Robust.
Resilient.
Words sprinkled into IT presentations and marketing to give a sense of warmth and safety.
I hadn't thought much about it until Dave Snowden posed the question:
What's the difference between a sea wall and a salt marsh? Both stop coastal flooding...
Paraphrasing his idea:
A sea wall is robust. It works well until it fails - and then it becomes more of a hindrance than a benefit.
In contrast, a salt marsh is resilient. It maintains its identity over time. Whether the marsh is flooded or dry - it's still a salt marsh.
This distinction made me pause and consider different cybersecurity tools and techniques.
Which are robust - but lose their effectiveness when breached?
And which maintain their effectiveness and even adapt when parts of the system are compromised?
For years, we have known firewalls can be easily bypassed. A click on a phishing link bypasses all firewall protections - because the request came from inside the business.
Similarly - last week, I read about the trouble Baracuda email security gateways have preventing internal name spoofing and CEO fraud. As the email security gateway is placed on the network's edge, they don't inspect emails sent within a business - creating a security loophole.
These are robust approaches to security.
Great until they don't work.
But are there resilient approaches?
Backups immediately came to mind. If restoring from one backup fails - use the next one...
In the event of a failure, the data may not be as current - but at least we aren't starting from nothing.
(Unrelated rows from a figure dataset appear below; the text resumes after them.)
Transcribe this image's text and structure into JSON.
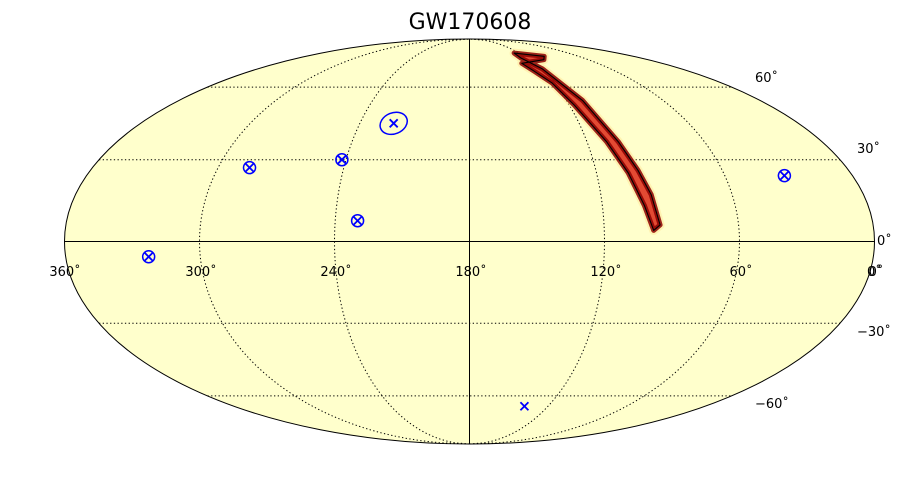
{
  "title": "GW170608",
  "projection": "mollweide",
  "grid": true,
  "longitude_labels": [
    "360˚",
    "300˚",
    "240˚",
    "180˚",
    "120˚",
    "60˚",
    "0˚"
  ],
  "latitude_labels": [
    "60˚",
    "30˚",
    "0˚",
    "0˚",
    "−30˚",
    "−60˚"
  ],
  "colors": {
    "background": "#ffffcc",
    "skymap_outer": "#fee391",
    "skymap_mid": "#e34a33",
    "skymap_core": "#8b0000",
    "markers": "#0000ff",
    "outline": "#000000"
  },
  "marker_symbols": [
    "cross",
    "ellipse"
  ],
  "chart_data": {
    "type": "sky map",
    "title": "GW170608",
    "x_range_deg": [
      360,
      0
    ],
    "y_range_deg": [
      -90,
      90
    ],
    "longitude_ticks": [
      360,
      300,
      240,
      180,
      120,
      60,
      0
    ],
    "latitude_ticks": [
      60,
      30,
      0,
      -30,
      -60
    ],
    "probability_region": {
      "description": "credible region",
      "path": [
        [
          126,
          75
        ],
        [
          118,
          69
        ],
        [
          110,
          54
        ],
        [
          104,
          37
        ],
        [
          100,
          26
        ],
        [
          97,
          17
        ],
        [
          95,
          6
        ],
        [
          98,
          4
        ],
        [
          101,
          13
        ],
        [
          105,
          25
        ],
        [
          110,
          37
        ],
        [
          117,
          52
        ],
        [
          121,
          62
        ],
        [
          127,
          68
        ],
        [
          131,
          72
        ],
        [
          105,
          74
        ],
        [
          98,
          76
        ],
        [
          126,
          78
        ]
      ]
    },
    "markers": [
      {
        "lon": 221.5,
        "lat": 44.3,
        "shape": "ellipse-cross"
      },
      {
        "lon": 285,
        "lat": 27,
        "shape": "ellipse-cross"
      },
      {
        "lon": 242,
        "lat": 30,
        "shape": "ellipse-cross"
      },
      {
        "lon": 230,
        "lat": 7.5,
        "shape": "ellipse-cross"
      },
      {
        "lon": 32,
        "lat": 24,
        "shape": "ellipse-cross"
      },
      {
        "lon": 323,
        "lat": -5.5,
        "shape": "ellipse-cross"
      },
      {
        "lon": 138,
        "lat": -65,
        "shape": "cross"
      }
    ]
  }
}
Similarly, separate guest, staff, and device management into different network segments - in the event of a failure in one segment, the other networks are not automatically compromised.
As I thought more, a trend appeared. Over the last decade, we started moving from robust to resilient security.
The firewalls of old are being replaced with zero-trust architectures - where no devices are trusted, and access rights are continually verified.
That is not to say that robust defences have no merit.
Robust defences are the foundation of a secure infrastructure.
But they should not be the focus of attention.
As I started listing robust vs. resilient technologies, some counterintuitive highlights emerged in each list.
...all robust.
...all resilient.
Thinking about robust and resilient technologies provides a new lens through which to view IT and cybersecurity spending.
There isn't always space for a resilient salt marsh, so a mix of approaches is needed.